A share issue may be carried out against payment or without payment. If the Articles of Association of the company stipulate a nominal value for the share, a share issue will inevitably result in an increase of the share capital, at a minimum with an amount corresponding to the nominal value of the issued shares. On the other hand, if the shares do not have a nominal value, the company may decide to credit the subscription price wholly or partly in unrestricted equity, instead of the share capital.
In connection with a share issue, the shareholders and, subject to a resolution of the shareholders, external parties, provide the company with equity capital through subscription of either new shares issued by the company or so-called treasury shares held by the company. In this case, the company may also gain new shareholders.
In case of a share issue against payment, it is also possible that the subscription price will be paid wholly or partly in other assets than cash. Such payment and assets are referred to as contribution in kind. Accordingly, contribution-in-kind issues can often be appropriate in corporate restructuring [Corporate Restructuring] or mergers and acquisitions [Corporate Acquisitions]. Use of contribution-in-kind must be sanctioned in the resolution regarding the share issue, to which must also be annexed an account specifying the contribution in kind, the payment that the contribution applies to, as well as the relevant circumstances for and methods of valuation of the assets.

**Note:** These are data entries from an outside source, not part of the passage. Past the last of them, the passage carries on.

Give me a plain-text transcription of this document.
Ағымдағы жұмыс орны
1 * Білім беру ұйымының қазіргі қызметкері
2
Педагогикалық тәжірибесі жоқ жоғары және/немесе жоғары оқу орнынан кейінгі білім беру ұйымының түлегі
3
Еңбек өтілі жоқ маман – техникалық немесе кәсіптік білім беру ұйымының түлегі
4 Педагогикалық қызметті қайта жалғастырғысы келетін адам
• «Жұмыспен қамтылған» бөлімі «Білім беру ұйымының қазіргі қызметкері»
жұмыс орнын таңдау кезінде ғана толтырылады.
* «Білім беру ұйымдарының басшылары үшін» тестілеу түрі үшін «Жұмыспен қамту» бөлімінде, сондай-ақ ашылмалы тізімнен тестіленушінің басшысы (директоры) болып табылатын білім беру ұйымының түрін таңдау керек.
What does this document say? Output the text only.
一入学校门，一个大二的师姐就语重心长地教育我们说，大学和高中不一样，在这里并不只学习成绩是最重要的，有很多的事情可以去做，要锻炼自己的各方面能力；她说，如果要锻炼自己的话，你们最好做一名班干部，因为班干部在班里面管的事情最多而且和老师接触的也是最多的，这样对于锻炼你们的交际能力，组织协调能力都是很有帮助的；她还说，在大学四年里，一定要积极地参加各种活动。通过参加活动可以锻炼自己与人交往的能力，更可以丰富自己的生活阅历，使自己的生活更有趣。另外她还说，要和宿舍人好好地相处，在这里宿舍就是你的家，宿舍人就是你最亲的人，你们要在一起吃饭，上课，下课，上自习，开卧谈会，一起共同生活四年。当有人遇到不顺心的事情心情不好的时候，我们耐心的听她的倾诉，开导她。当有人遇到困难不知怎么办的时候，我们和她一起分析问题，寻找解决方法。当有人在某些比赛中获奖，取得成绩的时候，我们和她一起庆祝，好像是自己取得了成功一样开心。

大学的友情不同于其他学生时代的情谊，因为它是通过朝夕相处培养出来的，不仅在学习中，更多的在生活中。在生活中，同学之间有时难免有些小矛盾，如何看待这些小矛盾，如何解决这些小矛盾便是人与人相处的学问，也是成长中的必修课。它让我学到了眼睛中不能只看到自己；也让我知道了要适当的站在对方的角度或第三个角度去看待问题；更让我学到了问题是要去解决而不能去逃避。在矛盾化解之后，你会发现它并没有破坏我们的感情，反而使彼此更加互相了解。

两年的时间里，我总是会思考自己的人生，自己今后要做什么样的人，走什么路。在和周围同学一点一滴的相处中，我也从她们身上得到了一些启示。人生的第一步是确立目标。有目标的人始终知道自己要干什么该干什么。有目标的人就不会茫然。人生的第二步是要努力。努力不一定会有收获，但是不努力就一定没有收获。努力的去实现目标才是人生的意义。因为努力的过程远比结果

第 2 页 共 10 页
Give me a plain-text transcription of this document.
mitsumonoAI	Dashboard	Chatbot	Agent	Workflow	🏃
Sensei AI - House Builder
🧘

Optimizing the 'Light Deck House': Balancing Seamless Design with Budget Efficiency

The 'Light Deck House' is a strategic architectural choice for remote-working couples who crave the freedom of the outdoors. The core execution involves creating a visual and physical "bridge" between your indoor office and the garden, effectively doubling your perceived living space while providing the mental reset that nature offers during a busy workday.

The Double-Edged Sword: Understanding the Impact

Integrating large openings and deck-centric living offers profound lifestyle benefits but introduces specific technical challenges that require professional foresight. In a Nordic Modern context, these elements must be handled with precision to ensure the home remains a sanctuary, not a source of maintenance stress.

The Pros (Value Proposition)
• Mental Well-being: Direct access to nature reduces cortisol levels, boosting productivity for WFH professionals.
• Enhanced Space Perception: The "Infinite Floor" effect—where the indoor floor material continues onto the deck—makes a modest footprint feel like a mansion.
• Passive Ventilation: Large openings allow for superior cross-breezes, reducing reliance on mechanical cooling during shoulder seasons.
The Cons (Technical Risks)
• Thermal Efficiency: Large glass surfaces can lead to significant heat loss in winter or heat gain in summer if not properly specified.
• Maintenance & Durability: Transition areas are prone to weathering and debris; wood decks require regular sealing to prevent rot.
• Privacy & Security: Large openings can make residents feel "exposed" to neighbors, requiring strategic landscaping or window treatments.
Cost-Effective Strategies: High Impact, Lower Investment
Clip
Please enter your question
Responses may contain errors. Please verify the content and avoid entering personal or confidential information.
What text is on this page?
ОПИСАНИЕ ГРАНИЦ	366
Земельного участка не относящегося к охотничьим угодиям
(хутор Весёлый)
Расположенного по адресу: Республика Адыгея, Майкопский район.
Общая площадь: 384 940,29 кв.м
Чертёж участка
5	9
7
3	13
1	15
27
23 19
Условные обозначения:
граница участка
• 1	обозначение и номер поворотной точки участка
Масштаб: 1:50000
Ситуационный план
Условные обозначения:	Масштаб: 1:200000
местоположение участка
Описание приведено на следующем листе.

It is essential, that the financial value of the contribution in kind must not be less than the amount of subscription price for the shares at the time of payment of the contribution in kind.
A resolution of a general meeting of shareholders is required for a share issue. The general meeting may also authorize the Board of Directors to decide on a share issue, in which case the maximum number of shares to be issued shall be set in the authorization resolution. A resolution regarding a share issue against payment, as well as the number or maximum number of shares to be issued shall be notified to the Trade Register for registration within one month of the resolution. The shares that have actually been subscribed in the issue, on the other hand, must be notified for registration without undue delay, following full payment of the subscription price and fulfillment of other terms for subscription, if applicable. The share issue will lapse, if the shares are not registered within five years of the resolution regarding issue, or such short period as set in the resolution, if applicable. A resolution regarding a share issue without payment and the shares to be issued must be notified for registration without delay.
In a share issue, the existing shareholders normally have a pre-emptive right to subscribe the issued shares. Such right must be proportional to the number of shares held by the shareholders. If the company has a weighty financial (such as securing of the company's financing needs, or incentive schemes), it is possible to deviate from the pre-emptive right, in which case the share issue is referred to as a directed share issue. Since a directed share issue entails deviating from the principle of equal treatment of the shareholders, a qualified majority vote is required to pass such a resolution, which means that a at least two thirds (2/3) of the votes cast and the shares represented at the general meeting shall vote for the resolution regarding the share issue or authorization of the Board of Directors. A directed share issue can be carried out without payment only when there is an especially weighty reason both on the part of the company and taking into account the interests of all shareholders.